The long acting nature of degludec means it is an excellent alternative for a number of different patients. It could be a preferred option for patients who operate with a greater degree of flexibility in their lives, such as patients who regularly play sports, those who have complex and erratic lifestyles, work shifts, or frequently travel by air and regularly cross time zones. The dose of insulin that patients require is dependent on a number of additional factors such as body weight, level of insulin deficiency and treatment response. Most guidelines for patients with type 2 diabetes tend to promote the initial use of human isophane insulin, injected once or twice daily according to individual need. Where this is not possible, basil insulin regimens that contain insulin degludec (used to keep blood glucose levels consistent during periods of fasting) may be recommended in conjunction with oral glucose-lowering drugs. This could be due to a number of factors, including the individual being overweight/obese and insulin resistant, a reluctance to begin treatment (because only one injection is typically required per day), and individuals who do not have the ability to inject themselves as required (i.e. an elderly housebound patient who required assistance from a healthcare professional).

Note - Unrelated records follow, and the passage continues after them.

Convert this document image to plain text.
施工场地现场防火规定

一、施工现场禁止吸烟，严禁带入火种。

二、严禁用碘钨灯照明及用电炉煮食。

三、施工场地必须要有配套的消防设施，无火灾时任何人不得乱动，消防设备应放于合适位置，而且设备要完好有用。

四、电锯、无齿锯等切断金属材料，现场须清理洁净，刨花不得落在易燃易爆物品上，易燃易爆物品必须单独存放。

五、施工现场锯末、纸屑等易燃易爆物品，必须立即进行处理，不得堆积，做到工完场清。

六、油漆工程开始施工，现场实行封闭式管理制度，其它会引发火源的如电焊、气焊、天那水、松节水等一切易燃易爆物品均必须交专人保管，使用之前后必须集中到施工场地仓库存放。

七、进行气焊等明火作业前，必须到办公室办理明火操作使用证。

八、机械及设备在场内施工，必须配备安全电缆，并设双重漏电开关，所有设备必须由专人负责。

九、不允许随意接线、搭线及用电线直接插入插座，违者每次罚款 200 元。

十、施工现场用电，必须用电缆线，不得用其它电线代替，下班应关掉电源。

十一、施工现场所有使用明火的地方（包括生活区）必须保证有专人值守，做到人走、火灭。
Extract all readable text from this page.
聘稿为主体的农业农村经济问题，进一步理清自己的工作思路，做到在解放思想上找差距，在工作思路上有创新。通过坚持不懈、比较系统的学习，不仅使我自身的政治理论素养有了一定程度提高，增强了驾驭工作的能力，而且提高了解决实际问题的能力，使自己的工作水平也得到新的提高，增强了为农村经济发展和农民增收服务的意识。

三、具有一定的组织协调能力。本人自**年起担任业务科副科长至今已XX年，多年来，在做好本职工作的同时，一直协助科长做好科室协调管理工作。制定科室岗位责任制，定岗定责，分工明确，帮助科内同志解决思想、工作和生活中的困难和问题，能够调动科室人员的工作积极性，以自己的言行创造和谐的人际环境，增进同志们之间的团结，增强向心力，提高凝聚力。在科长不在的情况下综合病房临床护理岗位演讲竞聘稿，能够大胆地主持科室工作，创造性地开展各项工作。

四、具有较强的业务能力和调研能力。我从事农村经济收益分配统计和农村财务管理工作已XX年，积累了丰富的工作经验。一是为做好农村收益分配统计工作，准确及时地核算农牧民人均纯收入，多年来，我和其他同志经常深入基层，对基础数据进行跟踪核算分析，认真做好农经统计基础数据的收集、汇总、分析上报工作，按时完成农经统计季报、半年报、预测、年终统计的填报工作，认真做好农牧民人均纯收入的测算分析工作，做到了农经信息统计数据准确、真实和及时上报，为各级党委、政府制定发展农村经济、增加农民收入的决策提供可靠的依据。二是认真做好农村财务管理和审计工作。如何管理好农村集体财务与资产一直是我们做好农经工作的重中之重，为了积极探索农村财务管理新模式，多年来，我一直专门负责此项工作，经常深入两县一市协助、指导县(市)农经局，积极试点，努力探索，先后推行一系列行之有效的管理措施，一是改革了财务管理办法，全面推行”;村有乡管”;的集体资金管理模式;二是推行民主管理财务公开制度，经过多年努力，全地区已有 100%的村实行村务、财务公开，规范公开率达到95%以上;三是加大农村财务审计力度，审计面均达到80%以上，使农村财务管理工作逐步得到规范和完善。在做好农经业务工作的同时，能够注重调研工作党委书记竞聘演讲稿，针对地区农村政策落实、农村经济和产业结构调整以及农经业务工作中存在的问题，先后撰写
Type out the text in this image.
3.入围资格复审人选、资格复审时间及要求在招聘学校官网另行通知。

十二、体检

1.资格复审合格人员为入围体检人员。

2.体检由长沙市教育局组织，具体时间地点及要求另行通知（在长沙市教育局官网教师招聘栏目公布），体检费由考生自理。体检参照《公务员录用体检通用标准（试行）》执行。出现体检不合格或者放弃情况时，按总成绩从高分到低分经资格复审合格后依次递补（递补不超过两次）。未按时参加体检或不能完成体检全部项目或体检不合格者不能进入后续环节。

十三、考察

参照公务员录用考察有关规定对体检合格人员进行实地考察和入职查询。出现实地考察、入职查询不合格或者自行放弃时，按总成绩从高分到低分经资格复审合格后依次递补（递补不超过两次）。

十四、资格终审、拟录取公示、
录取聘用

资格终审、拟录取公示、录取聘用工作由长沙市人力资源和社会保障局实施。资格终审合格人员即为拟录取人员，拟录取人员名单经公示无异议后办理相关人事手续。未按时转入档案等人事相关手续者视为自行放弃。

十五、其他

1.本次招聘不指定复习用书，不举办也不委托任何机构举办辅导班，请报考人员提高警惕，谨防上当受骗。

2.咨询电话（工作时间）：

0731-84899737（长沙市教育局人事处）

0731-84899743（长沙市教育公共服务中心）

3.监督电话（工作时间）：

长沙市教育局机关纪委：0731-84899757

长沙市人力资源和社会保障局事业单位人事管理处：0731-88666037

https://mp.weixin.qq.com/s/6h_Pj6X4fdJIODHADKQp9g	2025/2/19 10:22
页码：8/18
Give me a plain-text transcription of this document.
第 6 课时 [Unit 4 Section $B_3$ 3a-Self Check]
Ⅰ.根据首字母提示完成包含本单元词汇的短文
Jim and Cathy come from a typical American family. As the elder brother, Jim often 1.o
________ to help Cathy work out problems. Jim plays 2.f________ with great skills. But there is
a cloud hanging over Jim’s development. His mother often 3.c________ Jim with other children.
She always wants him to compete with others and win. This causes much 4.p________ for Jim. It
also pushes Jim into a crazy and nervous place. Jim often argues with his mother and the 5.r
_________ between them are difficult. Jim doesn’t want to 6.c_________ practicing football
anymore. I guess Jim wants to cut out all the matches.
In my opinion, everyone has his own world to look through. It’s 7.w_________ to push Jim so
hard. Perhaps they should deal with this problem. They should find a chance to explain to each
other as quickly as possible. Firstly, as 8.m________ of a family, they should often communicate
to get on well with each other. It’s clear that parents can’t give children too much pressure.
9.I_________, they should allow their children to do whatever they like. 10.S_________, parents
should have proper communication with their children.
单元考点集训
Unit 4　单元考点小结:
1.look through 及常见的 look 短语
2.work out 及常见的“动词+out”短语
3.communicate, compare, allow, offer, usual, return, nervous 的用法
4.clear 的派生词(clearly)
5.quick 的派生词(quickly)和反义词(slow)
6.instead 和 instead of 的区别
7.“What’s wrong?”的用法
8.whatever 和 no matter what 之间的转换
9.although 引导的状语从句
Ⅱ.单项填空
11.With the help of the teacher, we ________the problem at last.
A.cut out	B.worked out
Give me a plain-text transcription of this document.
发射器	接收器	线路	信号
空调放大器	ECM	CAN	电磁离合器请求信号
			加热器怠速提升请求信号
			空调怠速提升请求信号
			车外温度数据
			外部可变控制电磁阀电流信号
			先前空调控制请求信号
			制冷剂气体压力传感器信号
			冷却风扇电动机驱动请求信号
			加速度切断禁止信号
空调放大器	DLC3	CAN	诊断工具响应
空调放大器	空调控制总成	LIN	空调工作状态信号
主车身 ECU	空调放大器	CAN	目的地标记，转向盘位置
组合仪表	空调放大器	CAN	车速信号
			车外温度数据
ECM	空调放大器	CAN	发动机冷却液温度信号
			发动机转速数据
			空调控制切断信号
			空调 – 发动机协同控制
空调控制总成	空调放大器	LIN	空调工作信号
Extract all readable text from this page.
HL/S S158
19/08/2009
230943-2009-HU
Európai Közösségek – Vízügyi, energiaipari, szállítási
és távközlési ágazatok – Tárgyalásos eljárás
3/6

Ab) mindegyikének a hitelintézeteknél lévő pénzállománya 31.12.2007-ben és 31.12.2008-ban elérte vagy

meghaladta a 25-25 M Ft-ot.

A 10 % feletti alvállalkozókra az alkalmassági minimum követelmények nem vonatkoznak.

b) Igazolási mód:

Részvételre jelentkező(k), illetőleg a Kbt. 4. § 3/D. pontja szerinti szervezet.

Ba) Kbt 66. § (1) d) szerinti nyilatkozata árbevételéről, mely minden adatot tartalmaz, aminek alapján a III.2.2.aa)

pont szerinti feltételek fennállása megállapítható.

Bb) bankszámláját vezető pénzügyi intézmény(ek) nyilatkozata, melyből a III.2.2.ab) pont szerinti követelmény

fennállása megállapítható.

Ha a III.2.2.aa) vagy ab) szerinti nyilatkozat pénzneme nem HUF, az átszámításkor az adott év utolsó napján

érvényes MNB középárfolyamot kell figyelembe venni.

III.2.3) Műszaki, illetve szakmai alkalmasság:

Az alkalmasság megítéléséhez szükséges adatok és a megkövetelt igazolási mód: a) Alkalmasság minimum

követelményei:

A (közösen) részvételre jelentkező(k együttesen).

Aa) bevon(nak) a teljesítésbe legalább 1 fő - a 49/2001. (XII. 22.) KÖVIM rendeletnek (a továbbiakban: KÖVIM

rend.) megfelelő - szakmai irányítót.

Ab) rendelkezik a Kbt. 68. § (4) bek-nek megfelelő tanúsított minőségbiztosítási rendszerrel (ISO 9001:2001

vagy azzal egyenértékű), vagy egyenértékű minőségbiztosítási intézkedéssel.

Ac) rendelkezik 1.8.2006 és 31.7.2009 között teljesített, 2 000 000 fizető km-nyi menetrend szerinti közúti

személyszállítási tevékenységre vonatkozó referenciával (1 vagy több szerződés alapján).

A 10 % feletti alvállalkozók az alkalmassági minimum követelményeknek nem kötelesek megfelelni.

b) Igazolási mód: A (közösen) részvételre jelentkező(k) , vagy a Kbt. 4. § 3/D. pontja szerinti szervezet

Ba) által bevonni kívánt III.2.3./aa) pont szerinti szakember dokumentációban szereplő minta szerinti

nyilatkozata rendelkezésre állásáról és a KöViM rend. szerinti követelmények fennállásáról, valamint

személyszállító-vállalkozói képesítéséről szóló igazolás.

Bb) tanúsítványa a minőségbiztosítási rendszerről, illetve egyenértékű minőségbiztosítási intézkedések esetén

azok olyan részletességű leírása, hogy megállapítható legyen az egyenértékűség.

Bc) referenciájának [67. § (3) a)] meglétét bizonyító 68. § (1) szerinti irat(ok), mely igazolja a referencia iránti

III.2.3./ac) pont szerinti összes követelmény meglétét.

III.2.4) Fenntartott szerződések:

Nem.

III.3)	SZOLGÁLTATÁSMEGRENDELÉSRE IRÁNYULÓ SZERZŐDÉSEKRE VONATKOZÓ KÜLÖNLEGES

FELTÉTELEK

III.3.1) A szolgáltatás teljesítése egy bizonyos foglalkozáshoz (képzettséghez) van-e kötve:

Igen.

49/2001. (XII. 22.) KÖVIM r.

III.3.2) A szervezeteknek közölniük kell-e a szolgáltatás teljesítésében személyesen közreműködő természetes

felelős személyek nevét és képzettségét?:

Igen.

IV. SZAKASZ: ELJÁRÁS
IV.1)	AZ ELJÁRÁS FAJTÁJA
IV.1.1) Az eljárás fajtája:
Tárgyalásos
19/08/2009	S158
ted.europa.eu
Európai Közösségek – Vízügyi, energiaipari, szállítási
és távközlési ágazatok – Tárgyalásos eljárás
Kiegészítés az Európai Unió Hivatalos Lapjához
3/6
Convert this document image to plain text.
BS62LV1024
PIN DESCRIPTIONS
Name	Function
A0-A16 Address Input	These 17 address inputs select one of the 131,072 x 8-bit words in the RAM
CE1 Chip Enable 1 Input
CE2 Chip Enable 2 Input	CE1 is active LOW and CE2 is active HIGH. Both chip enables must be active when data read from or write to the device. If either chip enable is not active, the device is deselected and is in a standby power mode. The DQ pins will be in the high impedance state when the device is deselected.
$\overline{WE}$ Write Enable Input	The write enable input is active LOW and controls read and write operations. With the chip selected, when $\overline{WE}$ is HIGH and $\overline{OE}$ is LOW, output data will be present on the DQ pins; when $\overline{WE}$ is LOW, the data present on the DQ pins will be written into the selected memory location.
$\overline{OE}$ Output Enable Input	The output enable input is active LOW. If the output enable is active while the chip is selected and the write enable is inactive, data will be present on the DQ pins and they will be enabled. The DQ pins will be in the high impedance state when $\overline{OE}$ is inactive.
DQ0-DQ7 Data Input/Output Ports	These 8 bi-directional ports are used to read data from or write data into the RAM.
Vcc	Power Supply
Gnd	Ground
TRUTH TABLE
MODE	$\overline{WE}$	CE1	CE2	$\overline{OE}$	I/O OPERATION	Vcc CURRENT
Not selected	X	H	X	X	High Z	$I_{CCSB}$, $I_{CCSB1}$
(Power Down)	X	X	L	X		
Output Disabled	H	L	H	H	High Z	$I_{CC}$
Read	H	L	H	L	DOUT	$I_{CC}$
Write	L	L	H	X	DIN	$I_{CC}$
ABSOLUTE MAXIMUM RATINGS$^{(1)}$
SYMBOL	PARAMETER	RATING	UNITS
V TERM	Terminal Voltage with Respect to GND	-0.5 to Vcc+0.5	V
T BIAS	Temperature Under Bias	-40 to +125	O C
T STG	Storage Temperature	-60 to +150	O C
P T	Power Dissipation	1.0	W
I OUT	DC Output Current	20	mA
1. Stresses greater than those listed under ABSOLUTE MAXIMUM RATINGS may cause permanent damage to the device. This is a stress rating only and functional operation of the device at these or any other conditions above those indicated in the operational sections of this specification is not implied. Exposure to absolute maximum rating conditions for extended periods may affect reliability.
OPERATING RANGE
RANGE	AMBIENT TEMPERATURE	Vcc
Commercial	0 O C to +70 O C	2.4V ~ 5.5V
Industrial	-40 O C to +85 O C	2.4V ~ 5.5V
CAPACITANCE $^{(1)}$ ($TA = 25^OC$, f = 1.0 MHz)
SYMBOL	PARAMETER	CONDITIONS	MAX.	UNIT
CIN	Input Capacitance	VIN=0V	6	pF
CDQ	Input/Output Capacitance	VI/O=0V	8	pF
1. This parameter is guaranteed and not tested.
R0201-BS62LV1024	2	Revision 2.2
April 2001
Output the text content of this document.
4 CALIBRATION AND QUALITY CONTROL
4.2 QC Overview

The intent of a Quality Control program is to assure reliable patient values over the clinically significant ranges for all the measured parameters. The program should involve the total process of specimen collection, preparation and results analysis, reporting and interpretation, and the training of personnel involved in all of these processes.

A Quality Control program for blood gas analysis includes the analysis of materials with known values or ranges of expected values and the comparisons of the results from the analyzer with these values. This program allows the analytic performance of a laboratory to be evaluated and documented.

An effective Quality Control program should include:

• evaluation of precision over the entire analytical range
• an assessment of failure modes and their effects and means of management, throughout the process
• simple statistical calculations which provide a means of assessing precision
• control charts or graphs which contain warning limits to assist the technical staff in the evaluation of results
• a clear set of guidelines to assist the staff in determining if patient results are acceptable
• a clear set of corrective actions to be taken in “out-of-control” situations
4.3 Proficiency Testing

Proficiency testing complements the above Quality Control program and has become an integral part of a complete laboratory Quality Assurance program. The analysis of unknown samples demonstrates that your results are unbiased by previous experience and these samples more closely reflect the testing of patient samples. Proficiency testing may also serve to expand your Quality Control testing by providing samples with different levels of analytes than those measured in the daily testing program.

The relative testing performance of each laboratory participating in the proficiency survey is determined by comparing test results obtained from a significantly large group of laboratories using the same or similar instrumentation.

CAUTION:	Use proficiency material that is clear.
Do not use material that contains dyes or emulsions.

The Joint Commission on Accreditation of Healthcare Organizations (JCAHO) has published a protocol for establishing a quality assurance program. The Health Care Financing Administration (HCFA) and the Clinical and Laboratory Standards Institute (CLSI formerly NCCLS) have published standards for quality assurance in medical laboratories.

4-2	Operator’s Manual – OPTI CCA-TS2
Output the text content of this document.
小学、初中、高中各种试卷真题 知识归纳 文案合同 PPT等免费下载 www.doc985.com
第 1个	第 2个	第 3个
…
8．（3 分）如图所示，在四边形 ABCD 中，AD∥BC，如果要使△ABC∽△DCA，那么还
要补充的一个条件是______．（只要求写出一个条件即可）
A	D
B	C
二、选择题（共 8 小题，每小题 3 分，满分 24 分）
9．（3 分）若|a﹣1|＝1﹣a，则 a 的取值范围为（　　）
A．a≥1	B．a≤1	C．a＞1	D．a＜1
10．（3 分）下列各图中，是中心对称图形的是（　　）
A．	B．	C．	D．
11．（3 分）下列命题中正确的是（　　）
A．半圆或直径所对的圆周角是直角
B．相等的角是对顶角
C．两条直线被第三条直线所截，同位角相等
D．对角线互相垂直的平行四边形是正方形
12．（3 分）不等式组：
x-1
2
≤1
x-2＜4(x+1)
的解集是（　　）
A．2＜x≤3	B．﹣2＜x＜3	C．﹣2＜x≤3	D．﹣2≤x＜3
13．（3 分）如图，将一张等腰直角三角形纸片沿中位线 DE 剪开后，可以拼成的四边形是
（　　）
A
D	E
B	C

Like all new additions to the market, there are a number of different considerations that local healthcare decision makers would need to make in making insulin degludec a more widely available treatment option. It is currently more expensive than other basal insulin products that are tried and tested and display a similar efficacy record. As other forms of insulin have been on the market for longer, they also generally have a stronger safety record due to being well researched and understood from a clinical and pharmaceutical perspective. Any decisions to prescribe will most likely be influenced by the characteristics of individual patients who do not always manage their diabetes very well, and their personal experience of hypoglycaemia, so the introduction of insulin degludec is more likely to be trialled on specific individuals and population subgroups than rolled out across the whole population affected by diabetes. The position of insulin degludec in the marketplace may be strengthened once its impact is better understood, and further well designed studies are undertaken.